Por sua parte, David Hacker, advogado principal do grupo de liberdade religiosa Alliance Defending Freedom, elogiou o resultado da pesquisa.
"As universidades dos Estados Unidos devem servir sempre para buscar a verdade, mercados de ideias livres", disse em 29 de agosto.
"Discrepar com as conclusões de um estudo não é campo para denúncias de má conduta científica; portanto não estamos surpreendidos de que essas acusações fossem declaradas sem fundamento".
A pesquisa envolveu um tempo e esforço significativo. Toda a informação dos computadores de Regnerus, incluindo seu correio eletrônico e documentos foram sequestrados.

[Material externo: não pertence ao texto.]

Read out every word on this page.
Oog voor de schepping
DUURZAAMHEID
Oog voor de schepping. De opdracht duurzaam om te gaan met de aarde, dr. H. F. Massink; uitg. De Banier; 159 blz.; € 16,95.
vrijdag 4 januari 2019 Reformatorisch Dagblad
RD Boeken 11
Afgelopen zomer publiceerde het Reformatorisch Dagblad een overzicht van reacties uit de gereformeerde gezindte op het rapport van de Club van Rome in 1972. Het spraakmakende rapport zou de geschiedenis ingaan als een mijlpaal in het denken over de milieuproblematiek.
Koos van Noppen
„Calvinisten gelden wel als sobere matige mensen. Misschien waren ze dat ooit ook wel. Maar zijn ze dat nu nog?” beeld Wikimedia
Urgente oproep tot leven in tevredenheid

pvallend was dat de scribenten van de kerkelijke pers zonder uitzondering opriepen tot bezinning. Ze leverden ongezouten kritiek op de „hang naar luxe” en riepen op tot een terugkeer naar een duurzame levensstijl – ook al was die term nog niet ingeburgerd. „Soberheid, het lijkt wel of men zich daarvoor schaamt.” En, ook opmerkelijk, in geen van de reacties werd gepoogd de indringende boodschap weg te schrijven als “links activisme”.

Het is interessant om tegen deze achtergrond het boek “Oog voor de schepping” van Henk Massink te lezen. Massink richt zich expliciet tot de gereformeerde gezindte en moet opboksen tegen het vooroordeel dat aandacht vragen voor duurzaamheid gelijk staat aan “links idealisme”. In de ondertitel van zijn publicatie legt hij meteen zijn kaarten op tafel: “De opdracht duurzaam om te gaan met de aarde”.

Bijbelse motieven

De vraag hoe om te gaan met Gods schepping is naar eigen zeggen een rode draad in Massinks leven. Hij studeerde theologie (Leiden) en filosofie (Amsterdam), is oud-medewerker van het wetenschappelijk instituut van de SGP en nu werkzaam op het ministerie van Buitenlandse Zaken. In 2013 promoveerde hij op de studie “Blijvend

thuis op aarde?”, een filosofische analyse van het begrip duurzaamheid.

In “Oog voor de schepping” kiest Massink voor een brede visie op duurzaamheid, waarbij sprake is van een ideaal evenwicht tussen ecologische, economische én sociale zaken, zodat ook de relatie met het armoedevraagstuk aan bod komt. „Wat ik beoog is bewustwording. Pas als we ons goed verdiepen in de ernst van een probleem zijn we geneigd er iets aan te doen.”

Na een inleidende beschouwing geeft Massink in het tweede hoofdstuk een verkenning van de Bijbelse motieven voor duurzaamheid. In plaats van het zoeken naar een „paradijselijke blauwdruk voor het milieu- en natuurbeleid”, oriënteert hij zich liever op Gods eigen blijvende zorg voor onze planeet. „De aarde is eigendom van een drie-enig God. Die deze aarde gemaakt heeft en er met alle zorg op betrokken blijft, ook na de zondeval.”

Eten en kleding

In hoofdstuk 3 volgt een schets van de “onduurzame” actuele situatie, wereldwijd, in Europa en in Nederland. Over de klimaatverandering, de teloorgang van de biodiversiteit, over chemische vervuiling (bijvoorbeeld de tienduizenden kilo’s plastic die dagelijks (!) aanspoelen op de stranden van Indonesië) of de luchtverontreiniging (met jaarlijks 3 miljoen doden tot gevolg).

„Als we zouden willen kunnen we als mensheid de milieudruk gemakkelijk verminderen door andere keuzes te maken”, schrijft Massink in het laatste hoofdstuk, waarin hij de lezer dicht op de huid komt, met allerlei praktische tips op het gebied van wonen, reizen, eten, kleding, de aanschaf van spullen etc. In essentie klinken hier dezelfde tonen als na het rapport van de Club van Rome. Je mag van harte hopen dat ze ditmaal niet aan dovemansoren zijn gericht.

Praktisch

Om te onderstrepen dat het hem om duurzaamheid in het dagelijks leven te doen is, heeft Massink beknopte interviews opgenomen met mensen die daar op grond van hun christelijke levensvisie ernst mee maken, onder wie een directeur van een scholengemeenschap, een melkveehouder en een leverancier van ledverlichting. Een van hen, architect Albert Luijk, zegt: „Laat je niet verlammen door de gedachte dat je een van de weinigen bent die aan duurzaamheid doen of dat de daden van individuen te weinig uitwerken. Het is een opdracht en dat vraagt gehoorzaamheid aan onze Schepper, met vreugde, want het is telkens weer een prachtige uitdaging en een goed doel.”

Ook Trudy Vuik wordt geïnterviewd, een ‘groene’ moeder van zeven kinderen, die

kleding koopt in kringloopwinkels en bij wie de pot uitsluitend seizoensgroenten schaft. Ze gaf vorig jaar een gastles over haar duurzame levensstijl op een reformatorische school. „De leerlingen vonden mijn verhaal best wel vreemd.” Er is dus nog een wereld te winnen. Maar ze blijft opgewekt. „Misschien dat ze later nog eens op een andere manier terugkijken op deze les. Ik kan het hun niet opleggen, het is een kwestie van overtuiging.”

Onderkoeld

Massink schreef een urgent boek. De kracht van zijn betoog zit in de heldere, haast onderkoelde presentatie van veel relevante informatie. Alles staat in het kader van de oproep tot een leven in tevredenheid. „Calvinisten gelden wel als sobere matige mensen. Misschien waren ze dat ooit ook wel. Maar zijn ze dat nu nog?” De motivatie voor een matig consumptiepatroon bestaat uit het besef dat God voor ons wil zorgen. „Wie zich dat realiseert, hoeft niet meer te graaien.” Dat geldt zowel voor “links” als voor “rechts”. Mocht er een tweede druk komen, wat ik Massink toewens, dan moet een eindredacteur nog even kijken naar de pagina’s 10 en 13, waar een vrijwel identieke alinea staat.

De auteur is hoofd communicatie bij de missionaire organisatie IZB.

A universidade criou um grupo de membros principais da faculdade para assessorar o processo de pesquisa, e a universidade manteve um consultor experiente independente, para monitorar a pesquisa.
As autoridades pesquisadoras entrevistaram tanto a Regnerus como a Rose. As entrevistas foram gravadas e transcritas por um jornalista da corte, revelou o memorando do Peterson.
O diretor e vice-presidente da Universidade, Steven Leslie, disse que aceitou a conclusão de Peterson, de que não há evidência de má conduta, em um memorando de 28 de agosto.
"Consequentemente, o caso está fechado", disse Leslie.
O relatório inicial sobre as descobertas de Regnerus gerou a reação do lobby gay. A Campanha de Direitos Humanos e a Aliança de Gays e Lésbicas contra a Difamação criticaram o relatório da pesquisa.
Um grupo de 18 cientistas sociais assinaram uma declaração de apoio a Regnerus em junho. Eles admitiram que seu estudo tem limitações, mas eles consideraram que muitas das críticas contra ele eram "injustificadas".
Em uma entrevista dada a EWTN News em 12 de junho, Regnerus disse que começou seu projeto "sem ideia do que a informação revelaria".
Em seu anúncio da pesquisa em junho, Regnerus disse que sua descoberta "mais significativa" é "discutivelmente que as crianças parecem mais aptas para ter êxito como adultos quando passam suas vidas com seu pai e mãe casados, e especialmente quando os pais permanecem casados até a atualidade".